L’interruzione dei metalmeccanici era nell’aria da molto tempo, in pratica da quando la Federmeccanica ha presentato ai sindacati la sua contro-piattaforma e questi l’hanno respinta. Il negoziato ha finto di andare avanti, si sono susseguiti incontri e riunioni più o meno in seduta ristretta e riservata, ma da quel momento le posizioni si sono allontanate per mai più riavvicinarsi. I sindacati hanno cercato di negoziare sui contenuti delle richieste di Federmeccanica, ma non hanno trovato alcun ascolto: per gli imprenditori del settore quelle proposte non sono mediabili, prendere o lasciare. Nel primo caso si fa l’accordo, altrimenti si archivia la questione e si va avanti come se nulla fosse, non considerando Federmeccanica il rinnovo del contratto come un obbligo.
Ma davvero le posizioni sono così immobili? Si stenta un po’ a crederlo, perché tutto è sempre mediabile, almeno in parte. I sindacati dicono che con le regole di Federmeccanica non ci saranno aumenti salariali per 20 anni e questo non è tollerabile. Vent’anni in effetti sono davvero tanti, ma forse le cose non stanno proprio così. Federmeccanica non nega gli aumenti salariali e afferma di non voler nemmeno affossare il contratto nazionale, ma vuole cambiare le abitudini. Finora si sono sempre dati aumenti lineari a tutti i lavoratori a ogni rinnovo contrattuale. Tanto o poco, comunque qualcosa si dava sempre. Magari troppo, come l’ultima volta che si sono dati 70 euro in più al mese sui 90 concessi. Adesso gli industriali vogliono cambiare. E hanno proposto di fissare un livello minimo da assicurare comunque a tutti i lavoratori. Un minimo che sarebbe aumentato ogni anno al procedere dell’inflazione, secondo i calcoli Istat sul costo vita ogni mese di maggio. Chi sta sotto, dicono sempre gli industriali, vede salire il proprio salario, per gli altri, per chi già supera quella cifra, nulla. O meglio, nulla con il contratto nazionale. Perché tutto è rinviato alla contrattazione in azienda, nel senso che le imprese che producono ricchezza, che hanno una redditività positiva possono ridistribuire una parte dei loro guadagni trattando direttamente appunto in sede aziendale.

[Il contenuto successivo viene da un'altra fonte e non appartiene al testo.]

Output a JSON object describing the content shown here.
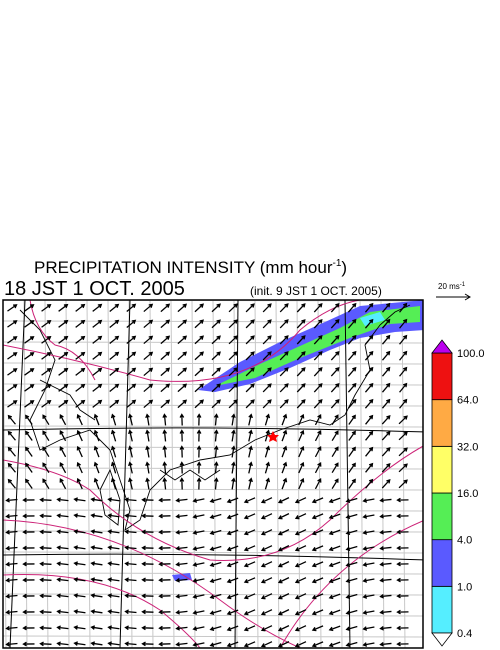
{
  "header": {
    "title": "PRECIPITATION INTENSITY (mm hour",
    "title_superscript": "-1",
    "title_end": ")",
    "valid_time": "18 JST 1 OCT. 2005",
    "init_time": "(init. 9 JST 1 OCT. 2005)"
  },
  "vector_key": {
    "label": "20 ms",
    "superscript": "-1"
  },
  "colorbar": {
    "levels": [
      {
        "value": 0.4,
        "label": "0.4"
      },
      {
        "value": 1,
        "label": "1.0"
      },
      {
        "value": 4,
        "label": "4.0"
      },
      {
        "value": 16,
        "label": "16.0"
      },
      {
        "value": 32,
        "label": "32.0"
      },
      {
        "value": 64,
        "label": "64.0"
      },
      {
        "value": 100,
        "label": "100.0"
      }
    ],
    "colors": [
      "#55eeff",
      "#5a5aff",
      "#55ee55",
      "#ffff66",
      "#ffaa44",
      "#ee1111"
    ],
    "below_color": "#ffffff",
    "above_color": "#bb00ee"
  }
}
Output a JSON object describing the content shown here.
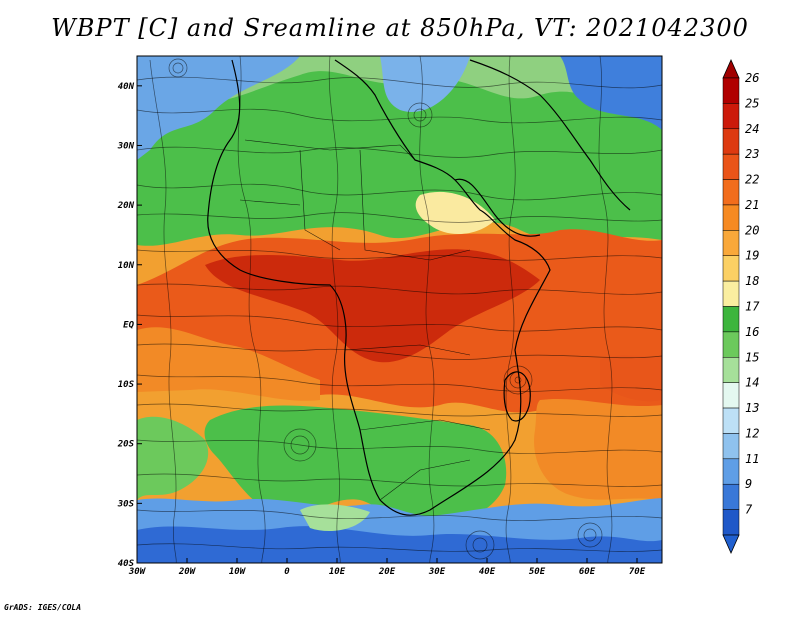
{
  "title": "WBPT [C] and Sreamline at 850hPa, VT: 2021042300",
  "credit": "GrADS: IGES/COLA",
  "map": {
    "lon_range": [
      -30,
      75
    ],
    "lat_range": [
      -40,
      45
    ],
    "x_ticks": [
      {
        "lon": -30,
        "label": "30W"
      },
      {
        "lon": -20,
        "label": "20W"
      },
      {
        "lon": -10,
        "label": "10W"
      },
      {
        "lon": 0,
        "label": "0"
      },
      {
        "lon": 10,
        "label": "10E"
      },
      {
        "lon": 20,
        "label": "20E"
      },
      {
        "lon": 30,
        "label": "30E"
      },
      {
        "lon": 40,
        "label": "40E"
      },
      {
        "lon": 50,
        "label": "50E"
      },
      {
        "lon": 60,
        "label": "60E"
      },
      {
        "lon": 70,
        "label": "70E"
      }
    ],
    "y_ticks": [
      {
        "lat": 40,
        "label": "40N"
      },
      {
        "lat": 30,
        "label": "30N"
      },
      {
        "lat": 20,
        "label": "20N"
      },
      {
        "lat": 10,
        "label": "10N"
      },
      {
        "lat": 0,
        "label": "EQ"
      },
      {
        "lat": -10,
        "label": "10S"
      },
      {
        "lat": -20,
        "label": "20S"
      },
      {
        "lat": -30,
        "label": "30S"
      },
      {
        "lat": -40,
        "label": "40S"
      }
    ]
  },
  "colorbar": {
    "labels": [
      "26",
      "25",
      "24",
      "23",
      "22",
      "21",
      "20",
      "19",
      "18",
      "17",
      "16",
      "15",
      "14",
      "13",
      "12",
      "11",
      "9",
      "7"
    ],
    "colors": [
      "#b00000",
      "#cc1a0a",
      "#dd3a10",
      "#ea5418",
      "#f26d1c",
      "#f68a22",
      "#f9a83a",
      "#fbd064",
      "#faeea0",
      "#3db53d",
      "#6cc95c",
      "#a6e09a",
      "#e4f8f0",
      "#bde0f6",
      "#8fc2ee",
      "#5f9ee6",
      "#3978d8",
      "#1f58c8"
    ],
    "top_arrow_color": "#a00000",
    "bottom_arrow_color": "#2060d0"
  }
}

I sindacati non vogliono questo nuovo sistema. Perché sono abituati in un altro modo, ma soprattutto sono i lavoratori a essere abituati ad avere degli aumenti salariali. Dovrebbero cambiare mentalità e abitudini e non è semplice. Poi c’è il nodo della contrattazione aziendale: non è chiaro quanti metalmeccanici godano di questi contratti e quanti no, ma certamente moltissime aziende, tutte le piccole e medio piccole, non fanno contrattazione aziendale, non hanno strumenti per farlo. E allora, si chiedono Fim, Fiom e Uilm, perché lasciare ampie fette di lavoratori senza tutela quando lo strumento lo abbiamo già, il contratto nazionale?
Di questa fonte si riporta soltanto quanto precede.